Full details on how to set up a 65 Roses Team Challenge, which must be in line with public health guidance, can be found at

World No 1 for CF
65 Roses Day gets its name from the way children often first say the words “cystic fibrosis”. Ireland has the highest incidence of CF in the world per head of its indigenous population, with more than 1,400 people living with cystic fibrosis in Ireland, according to the latest report (2019) from the Cystic Fibrosis Registry of Ireland. Ireland also has some of the more severe forms of CF. Funds raised on 65 Roses Day go to support a range of services for people with CF including funding of hospital CF facilities and staff, research, and patient grants for supports such as counselling, exercise equipment, fertility treatment, and transplant out-of-pocket expenses.

For Dublin GAA footballer, Ciarán Kilkenny, who is doing a 6.5K run for his part, the virtual 65 Roses Team Challenge is a way to maintain team spirits:
“As your team cannot get out and train at the moment, why not take part in a 65 Roses Team Challenge? You can all take part virtually, helping you to stay fit and maintain team spirits, while raising money for a great charity!”.

For Ireland rugby player and Kerry GAA footballer, Louise Galvin, as a physiotherapist, she has seen first-hand the effects of cystic fibrosis:
“I’m wearing my county colours and am doing my own 6.5K run to raise funds for Cystic Fibrosis Ireland. I am urging you to sign up for a 65 Roses Team Challenge too. It doesn’t have to be limited to running. You can get teams of people to take part virtually in a 65-themed challenge in your own team colours – whether that be GAA, soccer, rugby, basketball, walking and so on – to help raise much-needed funds. As a physiotherapist, I have seen first-hand the effect of cystic fibrosis on people who have it and their families.
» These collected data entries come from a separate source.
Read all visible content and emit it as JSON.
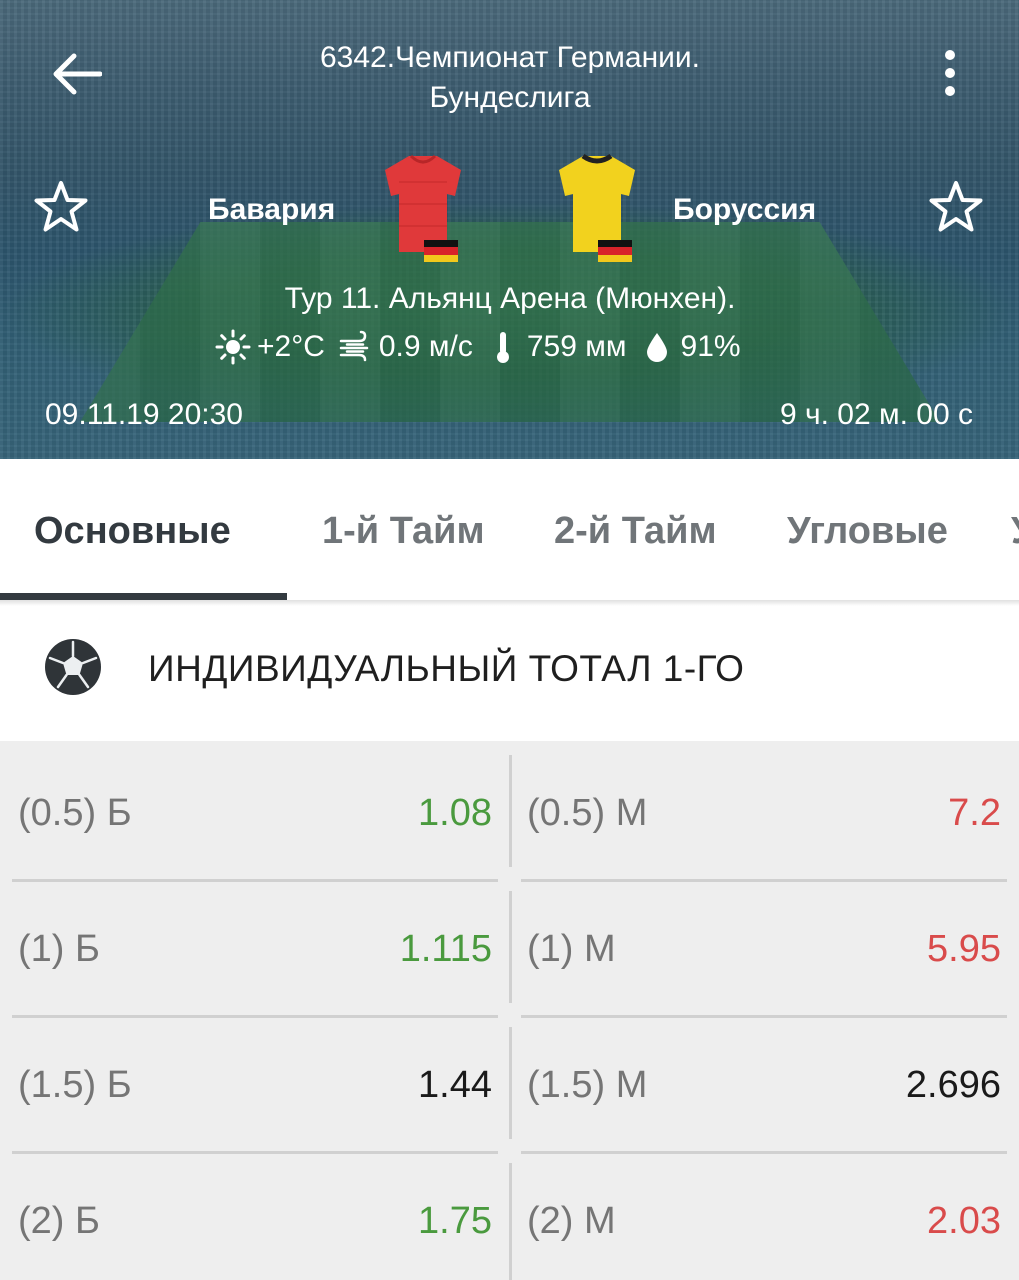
{
  "header": {
    "league_line1": "6342.Чемпионат Германии.",
    "league_line2": "Бундеслига",
    "home_team": "Бавария",
    "away_team": "Боруссия",
    "home_jersey_color": "#e0393a",
    "away_jersey_color": "#f2d21e",
    "venue": "Тур 11. Альянц Арена (Мюнхен).",
    "weather": {
      "temperature": "+2°C",
      "wind": "0.9 м/с",
      "pressure": "759 мм",
      "humidity": "91%"
    },
    "datetime": "09.11.19 20:30",
    "countdown": "9 ч. 02 м. 00 с",
    "icons": [
      "back-arrow-icon",
      "more-vert-icon",
      "star-outline-icon",
      "sun-icon",
      "wind-icon",
      "thermometer-icon",
      "drop-icon"
    ]
  },
  "tabs": [
    {
      "label": "Основные",
      "active": true
    },
    {
      "label": "1-й Тайм",
      "active": false
    },
    {
      "label": "2-й Тайм",
      "active": false
    },
    {
      "label": "Угловые",
      "active": false
    },
    {
      "label": "У",
      "active": false
    }
  ],
  "section": {
    "title": "ИНДИВИДУАЛЬНЫЙ ТОТАЛ 1-ГО",
    "icon": "soccer-ball-icon"
  },
  "odds": [
    {
      "over_label": "(0.5) Б",
      "over_value": "1.08",
      "over_color": "#4a9a3e",
      "under_label": "(0.5) М",
      "under_value": "7.2",
      "under_color": "#d94b4b"
    },
    {
      "over_label": "(1) Б",
      "over_value": "1.115",
      "over_color": "#4a9a3e",
      "under_label": "(1) М",
      "under_value": "5.95",
      "under_color": "#d94b4b"
    },
    {
      "over_label": "(1.5) Б",
      "over_value": "1.44",
      "over_color": "#1a1a1a",
      "under_label": "(1.5) М",
      "under_value": "2.696",
      "under_color": "#1a1a1a"
    },
    {
      "over_label": "(2) Б",
      "over_value": "1.75",
      "over_color": "#4a9a3e",
      "under_label": "(2) М",
      "under_value": "2.03",
      "under_color": "#d94b4b"
    }
  ],
  "colors": {
    "active_tab": "#333a40",
    "inactive_tab": "#707579",
    "odd_up": "#4a9a3e",
    "odd_down": "#d94b4b"
  }
}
The money raised by Cystic Fibrosis Ireland on days such as 65 Roses Day goes a long way in supporting these people.”

John Egan, Republic of Ireland and Sheffield United soccer star is also calling on teams across Ireland to get involved in the 65 Roses Team Challenge which are being held in memory of a close family friend, Kevin Driscoll. Kevin had cystic fibrosis, and sadly passed away in October. Kevin was heavily involved with Bishopstown GAA Club who set up a 65 Roses Team Challenge, raising over €20,000 last April.
Weighed Down

For Bernie Martin, mum to Eva Rose (age 8), who has cystic fibrosis, the last year has been an extremely anxious time:

“The last year has been really difficult for families like ours. We’re used to isolating at times and the hygiene measures are normal for us, but being able to see so little of family and friends has taken our support network away. At times, you really feel very alone and weighed down by it all. The worry for us is unending because Eva is too young to get the vaccine and family carers aren’t currently a priority group, so nothing will change for us any time soon. Children generally do better than adults with COVID, but when your child is medically vulnerable, you can’t be sure and it’s an extremely anxious time.
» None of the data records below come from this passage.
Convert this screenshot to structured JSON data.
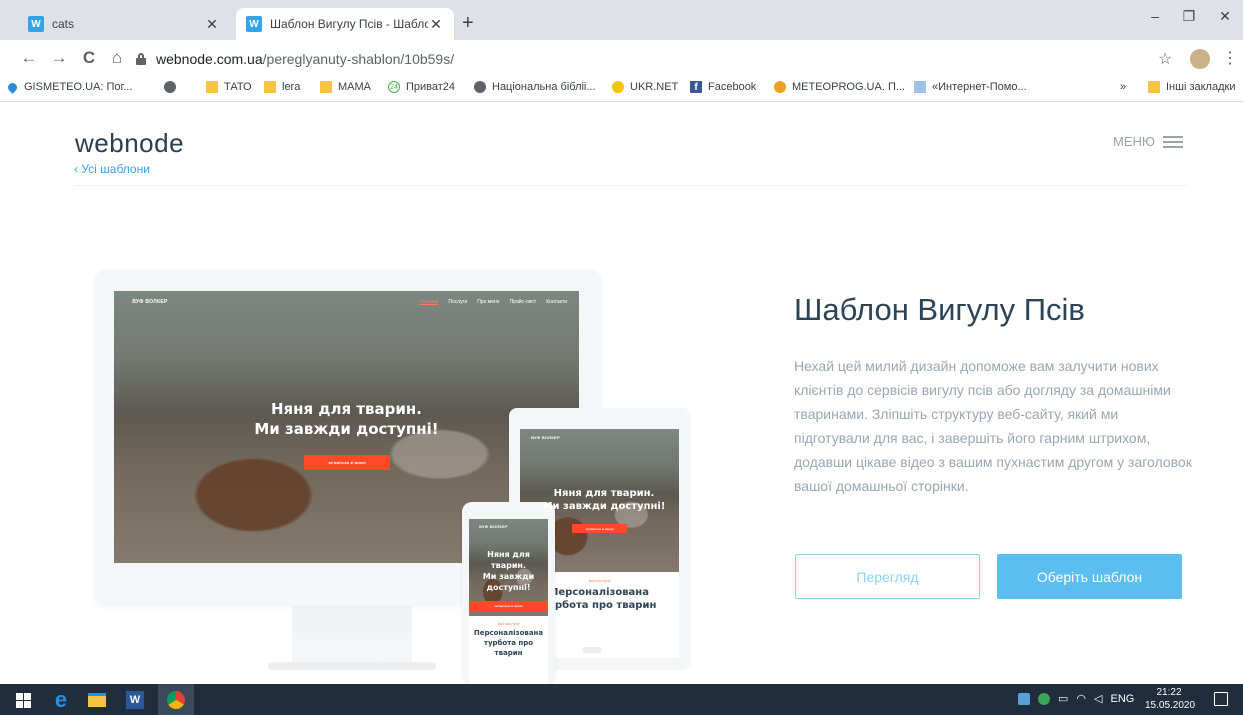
{
  "browser": {
    "tabs": [
      {
        "title": "cats",
        "favicon": "W"
      },
      {
        "title": "Шаблон Вигулу Псів - Шаблон",
        "favicon": "W"
      }
    ],
    "new_tab": "+",
    "url_host": "webnode.com.ua",
    "url_path": "/pereglyanuty-shablon/10b59s/",
    "window_controls": {
      "minimize": "–",
      "restore": "❐",
      "close": "✕"
    },
    "nav": {
      "back": "←",
      "forward": "→",
      "reload": "C",
      "home": "⌂"
    },
    "star": "☆",
    "menu_dots": "⋮"
  },
  "bookmarks": {
    "items": [
      {
        "label": "GISMETEO.UA: Пог...",
        "icon": "drop-icon"
      },
      {
        "label": "",
        "icon": "globe-icon"
      },
      {
        "label": "ТАТО",
        "icon": "folder-icon"
      },
      {
        "label": "lera",
        "icon": "folder-icon"
      },
      {
        "label": "МАМА",
        "icon": "folder-icon"
      },
      {
        "label": "Приват24",
        "icon": "privat24-icon"
      },
      {
        "label": "Національна бібліі...",
        "icon": "globe-icon"
      },
      {
        "label": "UKR.NET",
        "icon": "ukrnet-icon"
      },
      {
        "label": "Facebook",
        "icon": "facebook-icon"
      },
      {
        "label": "METEOPROG.UA. П...",
        "icon": "meteoprog-icon"
      },
      {
        "label": "«Интернет-Помо...",
        "icon": "document-icon"
      }
    ],
    "overflow": "»",
    "other_folder": "Інші закладки",
    "privat_badge": "24"
  },
  "page": {
    "logo": "webnode",
    "back_link": "‹ Усі шаблони",
    "menu_label": "МЕНЮ",
    "title": "Шаблон Вигулу Псів",
    "description": "Нехай цей милий дизайн допоможе вам залучити нових клієнтів до сервісів вигулу псів або догляду за домашніми тваринами. Зліпшіть структуру веб-сайту, який ми підготували для вас, і завершіть його гарним штрихом, додавши цікаве відео з вашим пухнастим другом у заголовок вашої домашньої сторінки.",
    "preview_button": "Перегляд",
    "choose_button": "Оберіть шаблон"
  },
  "mockup": {
    "brand": "ВУФ ВОЛКЕР",
    "nav_links": [
      "Головна",
      "Послуги",
      "Про мене",
      "Прайс-лист",
      "Контакти"
    ],
    "headline_line1": "Няня для тварин.",
    "headline_line2": "Ми завжди доступні!",
    "cta": "звʼяжіться зі мною",
    "section_kicker": "мої послуги",
    "section_title": "Персоналізована турбота про тварин"
  },
  "taskbar": {
    "time": "21:22",
    "date": "15.05.2020",
    "language": "ENG"
  },
  "colors": {
    "accent": "#5cbdf0",
    "accent_light": "#8fd0f4",
    "title": "#2d4356",
    "body_text": "#9ba6b0",
    "mockup_cta": "#ff4a2a",
    "taskbar": "#1f2d3d"
  }
}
“Despite the challenges of the pandemic, we’re staying as optimistic as we can. The future for people with CF gets brighter all the time. New medications are rewriting the story, slowly but surely. Whatever chapter we’re on, we’ll do what we’ve always done – work hard at Eva’s physio and fitness, keep on top of treatments and medications and enjoy every breath, every day; we know how precious they are. 65 Roses Day is very special to us. I’d love for people to really get behind it to remind people with CF that they’re not alone and that they’re doing brilliantly. If we get good support, it will raise spirits, and that boost is just as important as raising funds right now.”